You say you need some quick tips for parenting your Aspergers (high functioning autistic) child? No problem! Here you go mom:
1. Although it is not the youngster’s fault, he will still ultimately be the one to take the consequences of his behavior. It will help your youngster if you can explain the consequences clearly and logically when your youngster is able to listen.
2. Celebrate your Aspergers youngster's humor, creativity, and passion.
3. Do you want to understand the Aspergers youngster`s actions? Just ask yourself: What behavior would make sense if you only had 4 seconds to live?
4. Don’t argue; nag; or attempt unsolicited and spontaneous transplants of your wisdom to your youngster. Instead, either a) decide that the issue is aggravating but not significant enough to warrant intervention; or b) make an appointment with your youngster to discuss the issue.
5. Especially with teens, negotiate, negotiate, and negotiate. Moms and dads need to model negotiation, not inflexibility. Don’t worry about losing control: the parent always gets to decide when negotiation is over and which compromise is accepted. Remember: negative behaviors usually occur because the Aspergers youngster is spinning out of control, not because he is evil. While evil behavior would need to be aggressively squelched, the much more common overwhelmed behavior needs to be calmly defused.
6. Forgive your youngster and yourself nightly. You didn’t ask to live with the effects of Aspergers any more than did your youngster.
7. Head off big fights before they begin. Seek to diffuse, not to inflame. When tempers flare, allow everyone to cool off. Serious discussion can only occur during times of composure.
8. If it is working, keep doing it. If not, do something else.
9. Imagine your youngster delivering your eulogy. What do you want him to say about you? Keep those bigger goals in mind as you choose your interactions/reactions to your youngster.
10. Instead of punishing wrong behavior, set a reward for the correct behavior you would rather replace it with. Rewards should be immediate, frequent, powerful, clearly defined, and consistent. Also remember that a behavior always gets stronger before it changes.
11. Keep a sense of humor. Seek to enjoy, not to scream.
12. Pick your fights. Is the issue at hand worth chipping away at your relationship with your youngster? Can your youngster really control the offending behavior at this moment?
13. Plan ahead. Give warnings before transitions. Discuss in advance what is expected, and what the results might be. Have the youngster repeat out loud the terms he just agreed to.
14. Recognize that attention issues in the youngster are only the tip of the iceberg that the whole family must address.
15. Remember that a youngster with Aspergers is still a youngster with thoughts and feelings, and that you are the adult this youngster looks to for support and guidance.
16. Remember that kids with Aspergers have two time frames: Now, and Huh. There is no future. There is only now. The past is non-negotiable.
17. Review this text, and others, periodically. You are going to forget this stuff, and different principles will likely be needed at different stages.

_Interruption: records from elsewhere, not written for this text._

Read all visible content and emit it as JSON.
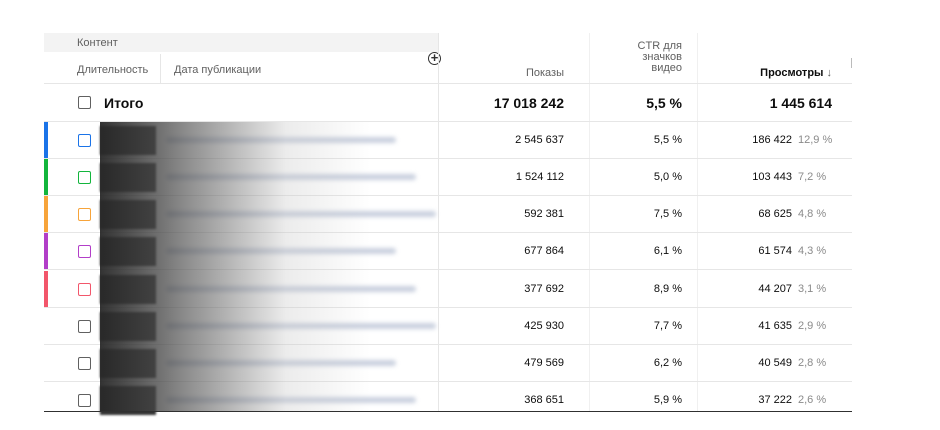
{
  "header": {
    "group_label": "Контент",
    "sub_duration": "Длительность",
    "sub_date": "Дата публикации",
    "add_column_icon": "plus-circle-icon",
    "col_impressions": "Показы",
    "col_ctr_line1": "CTR для",
    "col_ctr_line2": "значков",
    "col_ctr_line3": "видео",
    "col_views": "Просмотры",
    "sort_icon": "arrow-down-icon",
    "sort_glyph": "↓"
  },
  "total": {
    "label": "Итого",
    "impressions": "17 018 242",
    "ctr": "5,5 %",
    "views": "1 445 614"
  },
  "rows": [
    {
      "impressions": "2 545 637",
      "ctr": "5,5 %",
      "views": "186 422",
      "share": "12,9 %",
      "color": "#1a73e8"
    },
    {
      "impressions": "1 524 112",
      "ctr": "5,0 %",
      "views": "103 443",
      "share": "7,2 %",
      "color": "#12b53c"
    },
    {
      "impressions": "592 381",
      "ctr": "7,5 %",
      "views": "68 625",
      "share": "4,8 %",
      "color": "#f7a43a"
    },
    {
      "impressions": "677 864",
      "ctr": "6,1 %",
      "views": "61 574",
      "share": "4,3 %",
      "color": "#b23ec8"
    },
    {
      "impressions": "377 692",
      "ctr": "8,9 %",
      "views": "44 207",
      "share": "3,1 %",
      "color": "#f2566b"
    },
    {
      "impressions": "425 930",
      "ctr": "7,7 %",
      "views": "41 635",
      "share": "2,9 %",
      "color": ""
    },
    {
      "impressions": "479 569",
      "ctr": "6,2 %",
      "views": "40 549",
      "share": "2,8 %",
      "color": ""
    },
    {
      "impressions": "368 651",
      "ctr": "5,9 %",
      "views": "37 222",
      "share": "2,6 %",
      "color": ""
    }
  ]
}
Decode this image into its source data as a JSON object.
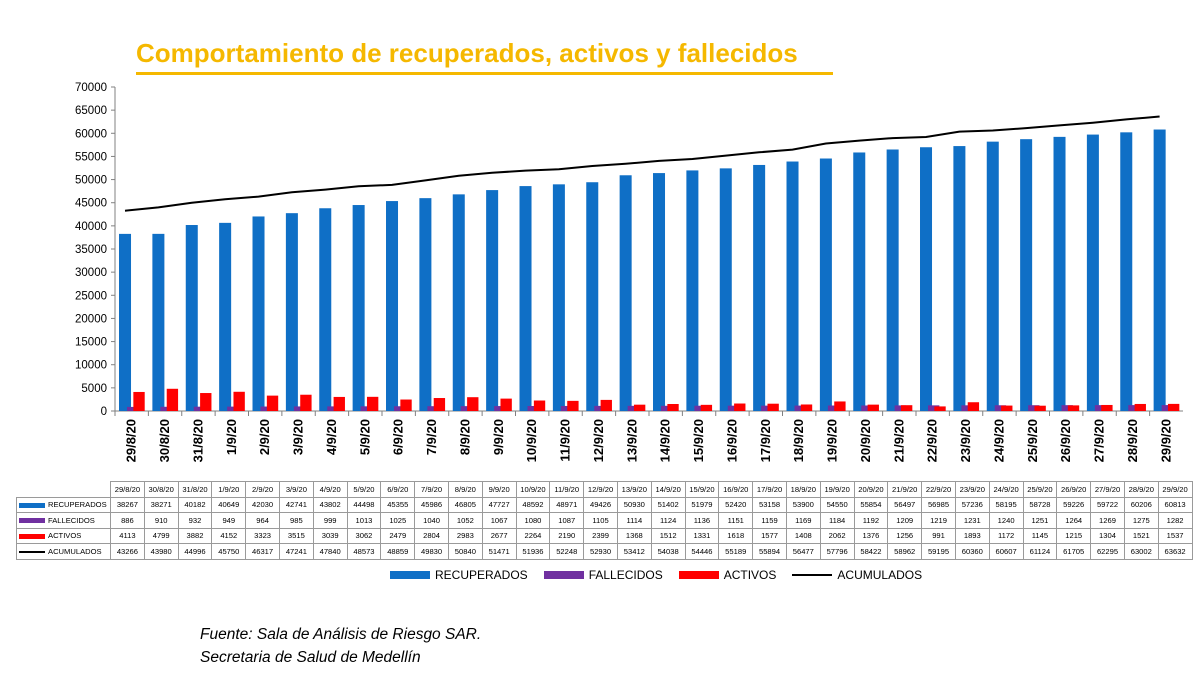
{
  "title": "Comportamiento de recuperados, activos y fallecidos",
  "source_line1": "Fuente: Sala de  Análisis de Riesgo SAR.",
  "source_line2": "Secretaria de Salud de Medellín",
  "colors": {
    "title": "#f5b800",
    "recuperados": "#0f6fc6",
    "fallecidos": "#7030a0",
    "activos": "#ff0000",
    "acumulados": "#000000"
  },
  "chart_data": {
    "type": "bar",
    "title": "Comportamiento de recuperados, activos y fallecidos",
    "xlabel": "",
    "ylabel": "",
    "ylim": [
      0,
      70000
    ],
    "yticks": [
      0,
      5000,
      10000,
      15000,
      20000,
      25000,
      30000,
      35000,
      40000,
      45000,
      50000,
      55000,
      60000,
      65000,
      70000
    ],
    "grid": false,
    "legend_position": "bottom",
    "categories": [
      "29/8/20",
      "30/8/20",
      "31/8/20",
      "1/9/20",
      "2/9/20",
      "3/9/20",
      "4/9/20",
      "5/9/20",
      "6/9/20",
      "7/9/20",
      "8/9/20",
      "9/9/20",
      "10/9/20",
      "11/9/20",
      "12/9/20",
      "13/9/20",
      "14/9/20",
      "15/9/20",
      "16/9/20",
      "17/9/20",
      "18/9/20",
      "19/9/20",
      "20/9/20",
      "21/9/20",
      "22/9/20",
      "23/9/20",
      "24/9/20",
      "25/9/20",
      "26/9/20",
      "27/9/20",
      "28/9/20",
      "29/9/20"
    ],
    "series": [
      {
        "name": "RECUPERADOS",
        "type": "bar",
        "color": "#0f6fc6",
        "values": [
          38267,
          38271,
          40182,
          40649,
          42030,
          42741,
          43802,
          44498,
          45355,
          45986,
          46805,
          47727,
          48592,
          48971,
          49426,
          50930,
          51402,
          51979,
          52420,
          53158,
          53900,
          54550,
          55854,
          56497,
          56985,
          57236,
          58195,
          58728,
          59226,
          59722,
          60206,
          60813
        ]
      },
      {
        "name": "FALLECIDOS",
        "type": "bar",
        "color": "#7030a0",
        "values": [
          886,
          910,
          932,
          949,
          964,
          985,
          999,
          1013,
          1025,
          1040,
          1052,
          1067,
          1080,
          1087,
          1105,
          1114,
          1124,
          1136,
          1151,
          1159,
          1169,
          1184,
          1192,
          1209,
          1219,
          1231,
          1240,
          1251,
          1264,
          1269,
          1275,
          1282
        ]
      },
      {
        "name": "ACTIVOS",
        "type": "bar",
        "color": "#ff0000",
        "values": [
          4113,
          4799,
          3882,
          4152,
          3323,
          3515,
          3039,
          3062,
          2479,
          2804,
          2983,
          2677,
          2264,
          2190,
          2399,
          1368,
          1512,
          1331,
          1618,
          1577,
          1408,
          2062,
          1376,
          1256,
          991,
          1893,
          1172,
          1145,
          1215,
          1304,
          1521,
          1537
        ]
      },
      {
        "name": "ACUMULADOS",
        "type": "line",
        "color": "#000000",
        "values": [
          43266,
          43980,
          44996,
          45750,
          46317,
          47241,
          47840,
          48573,
          48859,
          49830,
          50840,
          51471,
          51936,
          52248,
          52930,
          53412,
          54038,
          54446,
          55189,
          55894,
          56477,
          57796,
          58422,
          58962,
          59195,
          60360,
          60607,
          61124,
          61705,
          62295,
          63002,
          63632
        ]
      }
    ]
  }
}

18. The kids who need love the most will always ask for it in the most unloving ways.
19. The patient in Aspergers is the whole family.
20. This is hard work. It is also hard work for your youngster.
21. This is not a contest with your youngster. The winner is not the one with more points. The winner is the one whose youngster still loves them when they graduate from high school.
22. You do not have a standard youngster. You can view the issue as a disability. Or, you can view it as wonderful uniqueness. Or, you can view it as both. This "disability outlook" will help because it eliminates blame; sets reasonable expectations thereby minimizing anger; and points the way for moms and dads/teachers to see themselves as "therapists" not victims.
23. You will make it through this -- you have no choice.